I read the following passage in the online Theory Book:
When writing VERY short stories, these two methods of "paring down" the information [i.e. limiting "Class" or "resolution level"] are often combined, resulting in a loss of perspective AND detail. So how small can a story be and still be a story? The minimal story consists of four dramatic units in a quad. This is the tiniest story that can create an interference pattern between the flow of space and time, encoding both reason and emotion in a way than can be decoded by an audience. However, ANY quad will do, which leads to a great number of minimal stories.
Pulp master Frederic Brown once wrote "Knock" -- described as the shortest SciFi story ever written:
"The last man on earth sat alone in a room. There was a knock on the door... "
Does that qualify?
Chris Huntley Re: -- Just for fun ... SHORT shorts! #1
I'm sure it qualifies as a short short story. However, from a GAS point of view, I don't think there's enough to qualify, even as a short short. The example really only has two elements -- a situation (last man on Earth) and an activity (a knock on the door). It definitely identifies an inequity between the situation and activity, but does not put it in any context. Therefore, it's a great start of a story but does not indicate author's intent and therefore does not inherently have meaning--a key element of a grand argument story.
Benesh Re: Just for fun ... SHORT shorts! #2
In certain respects one might consider this short short also a GAS; that is if the reader is moved enough to project all the explicitly missing bits that make a GAS, although probably mostly unconsciously, which is absolutely fine. The probably more interesting literary works of this world are in this respect also not GASs, if one chooses to consider this short short to not to be a GAS. -----READ THE PART DISCUSSING PROPAGANDA, TOWARDS THE END OF THE BOOK. And contrastingly, a fully GASed story or movie would be more obviously bad than a bad but non explicitly GASed one. One can get away with a lot if some of the stuff, if not a lot of it, stays under the skirt (the proverbial one). That is why clothes maketh the man. That is why Dramatica may be most useful as an internalised theory than a program with which to write your stories. And that is great, cause the theory is fee to download; nicht wahr?
GroundlingCom Re: Just for fun ... SHORT shorts! #3
"Therefore, it's a great start of a story but ... "
Funny you should mention that.
Famed radio SciFi pulp writer Ernest Kinoy used it as the basis for an "X-Minus One" episode called "Knock" after fleshing it out considerably.
ogdencl Re: Just for fun ... SHORT shorts! #4
Lets add a fixed attitude and a manipulation:
"The last man on earth sat alone in a room. There was a knock on the door. The man didn't believe in aliens or God, so he convinced himself it was his imagination. "
Even with a full quad, though, it doesn't really seem like a full story, because of the missing thematic elements.
christchick7 Re: Just for fun ... SHORT shorts! #5
Thanks...I'm a rank beginner and you just gave me my first
understanding of fixed attitude and manipulation.
Chris Huntley Re: Just for fun ... SHORT shorts! #6
No....it's not enough for a full story, but it does introduce a "problem" and then "solve" it in a manner that feels complete, even though it is superficial. A "true" full story (in Dramatica) is a Grand Argument Story. It's structure and dynamics are described by a storyform.
In the short example, theme easily can be implied through the use of adjectives and adverbs. For example:
"The last man on Earth happily sat alone in a comfortable room. Unexpectedly, there was a quiet knock on the door. The foolish man didn't believe in aliens or God, so he quickly convinced himself it was his overactive imagination."
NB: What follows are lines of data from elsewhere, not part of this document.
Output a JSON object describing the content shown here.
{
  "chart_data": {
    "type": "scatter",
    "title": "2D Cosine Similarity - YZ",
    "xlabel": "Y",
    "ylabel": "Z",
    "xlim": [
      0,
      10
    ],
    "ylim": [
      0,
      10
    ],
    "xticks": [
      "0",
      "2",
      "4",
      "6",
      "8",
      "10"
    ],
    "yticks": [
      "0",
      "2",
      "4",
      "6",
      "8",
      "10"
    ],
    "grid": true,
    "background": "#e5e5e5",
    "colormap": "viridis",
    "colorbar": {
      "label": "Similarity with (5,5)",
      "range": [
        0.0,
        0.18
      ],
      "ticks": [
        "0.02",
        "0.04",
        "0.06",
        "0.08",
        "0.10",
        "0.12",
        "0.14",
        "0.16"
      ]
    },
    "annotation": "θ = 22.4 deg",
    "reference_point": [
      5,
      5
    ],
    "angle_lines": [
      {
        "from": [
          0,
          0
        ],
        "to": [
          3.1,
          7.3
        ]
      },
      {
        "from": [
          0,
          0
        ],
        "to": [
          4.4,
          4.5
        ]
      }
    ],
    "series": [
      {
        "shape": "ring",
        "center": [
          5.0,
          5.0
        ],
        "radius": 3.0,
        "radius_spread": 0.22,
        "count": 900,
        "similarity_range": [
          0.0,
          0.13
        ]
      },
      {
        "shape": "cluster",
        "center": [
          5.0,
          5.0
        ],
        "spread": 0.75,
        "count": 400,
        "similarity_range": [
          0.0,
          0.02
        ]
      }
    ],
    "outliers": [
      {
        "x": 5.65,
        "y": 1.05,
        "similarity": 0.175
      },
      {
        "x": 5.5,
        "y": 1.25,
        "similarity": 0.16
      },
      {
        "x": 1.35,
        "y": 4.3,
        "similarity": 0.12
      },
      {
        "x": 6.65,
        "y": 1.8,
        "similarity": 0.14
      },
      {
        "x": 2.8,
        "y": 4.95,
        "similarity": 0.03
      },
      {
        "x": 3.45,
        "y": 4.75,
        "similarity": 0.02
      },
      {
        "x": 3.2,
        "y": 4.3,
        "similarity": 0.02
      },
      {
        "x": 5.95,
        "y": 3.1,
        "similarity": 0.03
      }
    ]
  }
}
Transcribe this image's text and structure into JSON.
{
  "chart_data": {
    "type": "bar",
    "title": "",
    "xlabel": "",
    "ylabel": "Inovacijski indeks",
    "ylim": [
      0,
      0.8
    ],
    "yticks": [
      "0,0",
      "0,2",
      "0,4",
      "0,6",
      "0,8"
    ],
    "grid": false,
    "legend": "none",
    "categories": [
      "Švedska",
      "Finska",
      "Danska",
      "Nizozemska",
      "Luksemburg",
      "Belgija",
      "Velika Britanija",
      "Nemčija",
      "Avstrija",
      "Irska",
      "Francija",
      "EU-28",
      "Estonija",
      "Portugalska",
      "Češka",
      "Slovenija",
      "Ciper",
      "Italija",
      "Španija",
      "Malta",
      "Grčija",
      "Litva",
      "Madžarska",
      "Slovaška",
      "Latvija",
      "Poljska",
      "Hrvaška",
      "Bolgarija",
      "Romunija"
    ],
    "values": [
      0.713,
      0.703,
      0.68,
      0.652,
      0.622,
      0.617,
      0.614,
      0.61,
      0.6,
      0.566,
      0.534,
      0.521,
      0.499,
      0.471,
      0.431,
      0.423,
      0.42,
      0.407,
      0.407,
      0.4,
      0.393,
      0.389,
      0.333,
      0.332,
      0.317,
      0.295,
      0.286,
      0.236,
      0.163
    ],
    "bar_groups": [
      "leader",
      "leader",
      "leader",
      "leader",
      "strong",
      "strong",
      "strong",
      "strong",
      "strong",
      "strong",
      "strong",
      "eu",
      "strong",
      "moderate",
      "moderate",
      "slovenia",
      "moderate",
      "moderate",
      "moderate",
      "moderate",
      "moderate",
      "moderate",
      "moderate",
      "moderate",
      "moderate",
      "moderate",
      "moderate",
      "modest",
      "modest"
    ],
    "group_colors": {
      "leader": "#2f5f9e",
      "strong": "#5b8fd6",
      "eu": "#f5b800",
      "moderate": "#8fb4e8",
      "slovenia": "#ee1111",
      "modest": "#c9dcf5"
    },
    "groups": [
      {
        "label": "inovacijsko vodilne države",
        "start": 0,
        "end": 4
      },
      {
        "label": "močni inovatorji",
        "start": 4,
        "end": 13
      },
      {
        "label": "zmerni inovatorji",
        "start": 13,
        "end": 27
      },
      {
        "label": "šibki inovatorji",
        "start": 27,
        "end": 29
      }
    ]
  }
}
Theme is the story's standard by which elements within the story are judged. Using adjectives and adverbs exposes the author's opinion. In the revised example, the short short story goes from being thematically neutral to something with a bit more color: happily, comfortable, quiet, foolish, quickly, overactive. Even the progression of the added words implies a thematic "direction" (progression) which enhances the thematic "feel" of the story.
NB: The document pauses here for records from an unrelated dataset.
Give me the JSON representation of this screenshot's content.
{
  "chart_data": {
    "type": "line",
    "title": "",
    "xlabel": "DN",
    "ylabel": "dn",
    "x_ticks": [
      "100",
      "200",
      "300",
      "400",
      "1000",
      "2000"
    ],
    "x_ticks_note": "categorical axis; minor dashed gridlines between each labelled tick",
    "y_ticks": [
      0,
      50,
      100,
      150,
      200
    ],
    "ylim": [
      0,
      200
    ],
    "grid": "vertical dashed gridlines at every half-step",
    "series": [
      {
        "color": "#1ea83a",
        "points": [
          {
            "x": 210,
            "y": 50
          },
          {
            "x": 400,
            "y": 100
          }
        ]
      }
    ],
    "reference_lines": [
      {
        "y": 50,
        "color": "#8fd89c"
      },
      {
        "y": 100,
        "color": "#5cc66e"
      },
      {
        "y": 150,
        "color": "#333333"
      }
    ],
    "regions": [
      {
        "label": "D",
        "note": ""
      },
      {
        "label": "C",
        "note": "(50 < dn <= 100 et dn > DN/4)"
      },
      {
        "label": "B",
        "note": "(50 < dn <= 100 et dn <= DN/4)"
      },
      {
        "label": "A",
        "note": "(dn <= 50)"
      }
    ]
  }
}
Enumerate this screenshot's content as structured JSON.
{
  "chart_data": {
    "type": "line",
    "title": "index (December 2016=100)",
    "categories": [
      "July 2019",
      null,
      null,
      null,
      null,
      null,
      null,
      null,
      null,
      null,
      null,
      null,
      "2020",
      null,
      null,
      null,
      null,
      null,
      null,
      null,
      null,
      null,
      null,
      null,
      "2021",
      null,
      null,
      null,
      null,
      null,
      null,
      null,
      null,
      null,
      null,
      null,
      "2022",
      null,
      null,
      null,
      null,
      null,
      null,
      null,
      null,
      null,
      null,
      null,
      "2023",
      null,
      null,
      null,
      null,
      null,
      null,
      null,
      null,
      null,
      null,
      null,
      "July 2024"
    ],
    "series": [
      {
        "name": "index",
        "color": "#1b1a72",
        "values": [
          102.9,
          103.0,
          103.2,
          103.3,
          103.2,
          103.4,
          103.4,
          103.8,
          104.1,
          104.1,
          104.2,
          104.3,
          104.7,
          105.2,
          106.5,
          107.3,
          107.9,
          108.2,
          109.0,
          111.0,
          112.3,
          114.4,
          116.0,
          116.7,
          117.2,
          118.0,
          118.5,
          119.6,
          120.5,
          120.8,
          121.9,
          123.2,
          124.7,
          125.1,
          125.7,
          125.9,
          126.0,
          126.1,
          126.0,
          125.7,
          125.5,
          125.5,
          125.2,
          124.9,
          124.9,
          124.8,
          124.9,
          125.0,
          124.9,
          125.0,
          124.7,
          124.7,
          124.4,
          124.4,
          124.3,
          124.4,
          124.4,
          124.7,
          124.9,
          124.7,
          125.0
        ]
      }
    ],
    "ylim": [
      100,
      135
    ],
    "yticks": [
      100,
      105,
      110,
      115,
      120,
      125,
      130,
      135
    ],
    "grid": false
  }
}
aiRo25 Re: Just for fun ... SHORT shorts! #7
But of course, if you're going to make it a story, there needs to be a little more. This is an idea, but it involves no cost or consequences. What is the goal? The goal is to deal with the knock at the door. That would be "Understanding." And what is the consequence of not understanding? That would be "conceptualizing" or "developing a plan."
For the sake of showing all this in a few words:
The last man on Earth sat happily alone in a comfortable room. Unexpectedly, there was a quiet knock on the door. The foolish man did not believe in aliens, or in God, so he quickly sought to convince himself it was his overactive imagination. The knock came again. He turned around, his back to the door. He grabbed a pair of ear plugs and put them in. He heard no more knocking at the door.
This feels fuller because something happens, and some action on his part validates that he has made his decision. Of course, the reader still wonders who was knocking, but the story itself feels more complete.
venusEnvy But you're forgetting #8
he was just the last MAN on earth. That isn't a complete story, no, but what if the knock was from the last WOMAN on earth?
Chris Huntley Re: But you're forgetting #9
Sounds like the beginning of a new story.